Bone Tissue and Biomaterial Design Based on the Anisotropic Microstructure

Abstract

© 2015 Institute of Race Relations. Bone possesses many functions because of its well-organized hierarchical structure at various levels. Original intact bone exhibits specific anisotropic biological apatite (BAp) crystallite orientation that is closely related to the arrangement of collagen fibrils. Preferential alignment of anisotropic BAp crystallites/collagen fibrils in typical cortical and spongy bones, for example, changes depending on the bone shape, in vivo stress distribution, and bone turnover. The preferential alignment of the BAp c-axis, in particular, tends to orient along the stress distribution in the original bones, indicating bone mechanical anisotropy. Recovery of anisotropic BAp alignment strongly depends on the regenerated portion and regeneration period, which is insufficient to reach the original level, while bone mineral density (BMD) is almost improved to its original value.

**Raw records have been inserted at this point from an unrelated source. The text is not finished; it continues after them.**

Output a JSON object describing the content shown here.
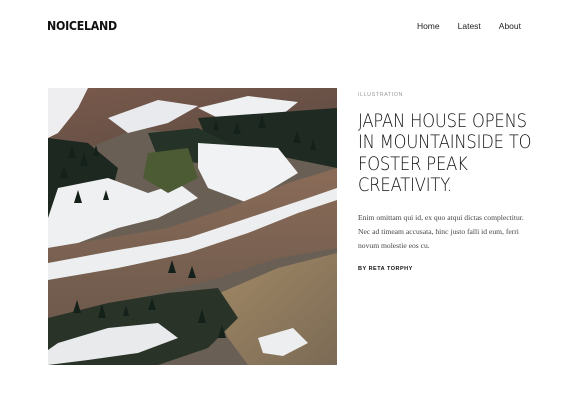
{
  "site": {
    "logo": "NOICELAND"
  },
  "nav": {
    "items": [
      {
        "label": "Home"
      },
      {
        "label": "Latest"
      },
      {
        "label": "About"
      }
    ]
  },
  "hero": {
    "image_icon": "mountain-landscape-photo"
  },
  "article": {
    "category": "Illustration",
    "title_lines": [
      "JAPAN HOUSE OPENS",
      "IN MOUNTAINSIDE TO",
      "FOSTER PEAK",
      "CREATIVITY."
    ],
    "excerpt_lines": [
      "Enim omittam qui id, ex quo atqui dictas complectitur.",
      "Nec ad timeam accusata, hinc justo falli id eum, ferri",
      "novum molestie eos cu."
    ],
    "author": "By Reta Torphy"
  },
  "colors": {
    "background": "#ffffff",
    "text": "#111111",
    "muted": "#9a9a9a"
  }
}
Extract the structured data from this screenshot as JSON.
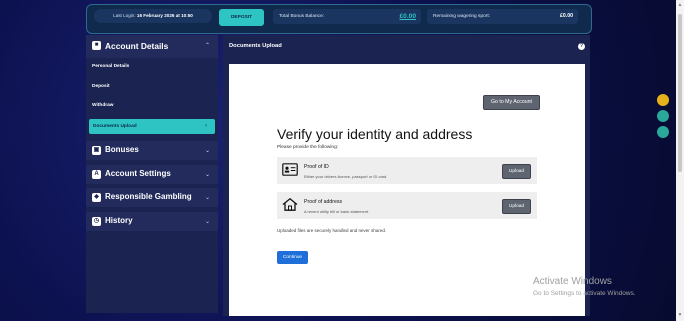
{
  "topbar": {
    "last_login_label": "Last Login:",
    "last_login_value": "16 February 2026 at 10:50",
    "deposit_label": "DEPOSIT",
    "bonus_balance_label": "Total Bonus Balance:",
    "bonus_balance_value": "£0.00",
    "wagering_label": "Remaining wagering sport:",
    "wagering_value": "£0.00"
  },
  "sidebar": {
    "account_details": {
      "title": "Account Details",
      "chevron": "⌃",
      "items": [
        {
          "label": "Personal Details"
        },
        {
          "label": "Deposit"
        },
        {
          "label": "Withdraw"
        },
        {
          "label": "Documents Upload",
          "active": true
        }
      ]
    },
    "sections": [
      {
        "title": "Bonuses",
        "icon": "bonus-icon"
      },
      {
        "title": "Account Settings",
        "icon": "settings-icon"
      },
      {
        "title": "Responsible Gambling",
        "icon": "shield-icon"
      },
      {
        "title": "History",
        "icon": "history-icon"
      }
    ]
  },
  "main": {
    "header": "Documents Upload",
    "my_account_button": "Go to My Account",
    "title": "Verify your identity and address",
    "subtitle": "Please provide the following:",
    "rows": [
      {
        "heading": "Proof of ID",
        "desc": "Either your drivers licence, passport or ID card.",
        "button": "Upload",
        "icon": "id-card-icon"
      },
      {
        "heading": "Proof of address",
        "desc": "A recent utility bill or bank statement.",
        "button": "Upload",
        "icon": "home-icon"
      }
    ],
    "note": "Uploaded files are securely handled and never shared.",
    "continue_button": "Continue"
  },
  "watermark": {
    "line1": "Activate Windows",
    "line2": "Go to Settings to activate Windows."
  },
  "colors": {
    "accent": "#2ec4c4",
    "panel": "#1b2350",
    "continue": "#1e6fd9",
    "float_yellow": "#e6b21a",
    "float_teal": "#2aa89a"
  }
}
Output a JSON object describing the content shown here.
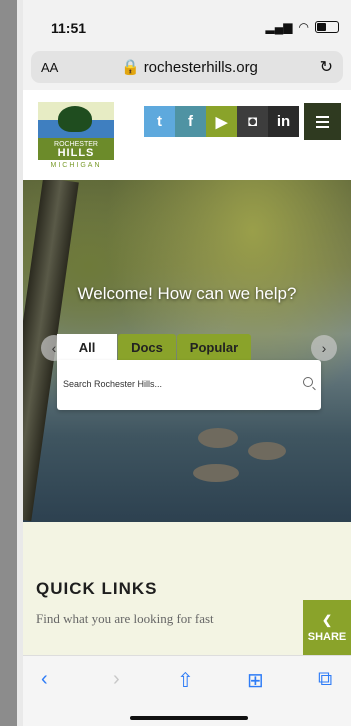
{
  "status": {
    "time": "11:51"
  },
  "browser": {
    "aa": "AA",
    "url": "rochesterhills.org",
    "reload": "↻"
  },
  "logo": {
    "line1": "ROCHESTER",
    "line2": "HILLS",
    "line3": "MICHIGAN"
  },
  "social": {
    "twitter": "t",
    "facebook": "f",
    "youtube": "▶",
    "instagram": "◘",
    "linkedin": "in"
  },
  "hero": {
    "welcome": "Welcome! How can we help?",
    "tabs": [
      "All",
      "Docs",
      "Popular"
    ],
    "search_placeholder": "Search Rochester Hills..."
  },
  "quick_links": {
    "title": "QUICK LINKS",
    "subtitle": "Find what you are looking for fast"
  },
  "share": {
    "label": "SHARE"
  },
  "colors": {
    "accent": "#8aa32a",
    "dark": "#2f3a20",
    "ios_blue": "#2e7cf6"
  }
}
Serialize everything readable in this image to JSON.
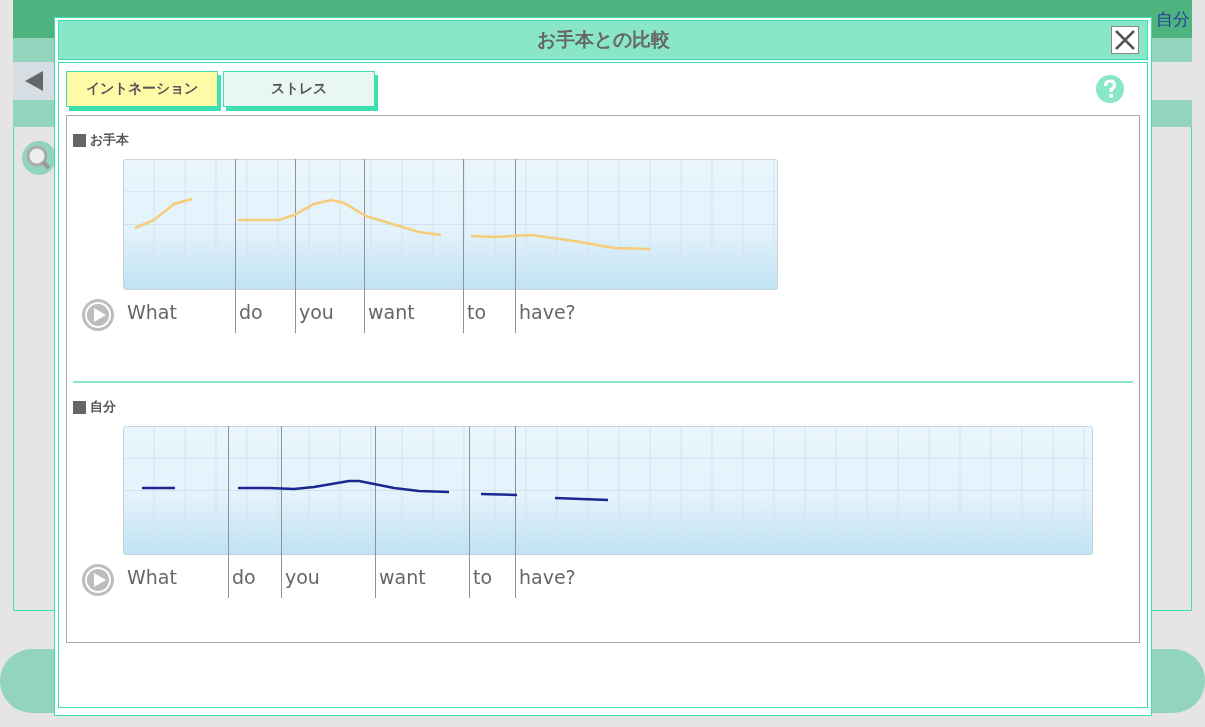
{
  "background": {
    "user_label": "自分"
  },
  "dialog": {
    "title": "お手本との比較",
    "tabs": [
      {
        "label": "イントネーション",
        "selected": true
      },
      {
        "label": "ストレス",
        "selected": false
      }
    ],
    "sections": [
      {
        "label": "お手本",
        "kind": "model",
        "words": [
          "What",
          "do",
          "you",
          "want",
          "to",
          "have?"
        ]
      },
      {
        "label": "自分",
        "kind": "user",
        "words": [
          "What",
          "do",
          "you",
          "want",
          "to",
          "have?"
        ]
      }
    ]
  }
}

This finding suggests that BMD recovers prior to the improvement of BAp alignment and the related mechanical function of the regenerated tissue. Remarkable changes in degree of anisotropic BAp orientation are also found in some pathological hard tissues including gene-defected animals developing osteoporosis, osteopetrosis, and osteoarthritis. The bone tissue from the macro- to nano- scale level, including BAp/collagen orientation, exhibits anisotropic integrity that is closely related to mechanical adaptation. In fact, BAp/collagen alignment is among the most important bone quality indices that can be used to evaluate in vivo stress distribution, nanoscale microstructure, and the related mechanical function in various bones. Optimal design of biomaterials for bone replacement can be provided from the viewpoint of bone tissue anisotropy.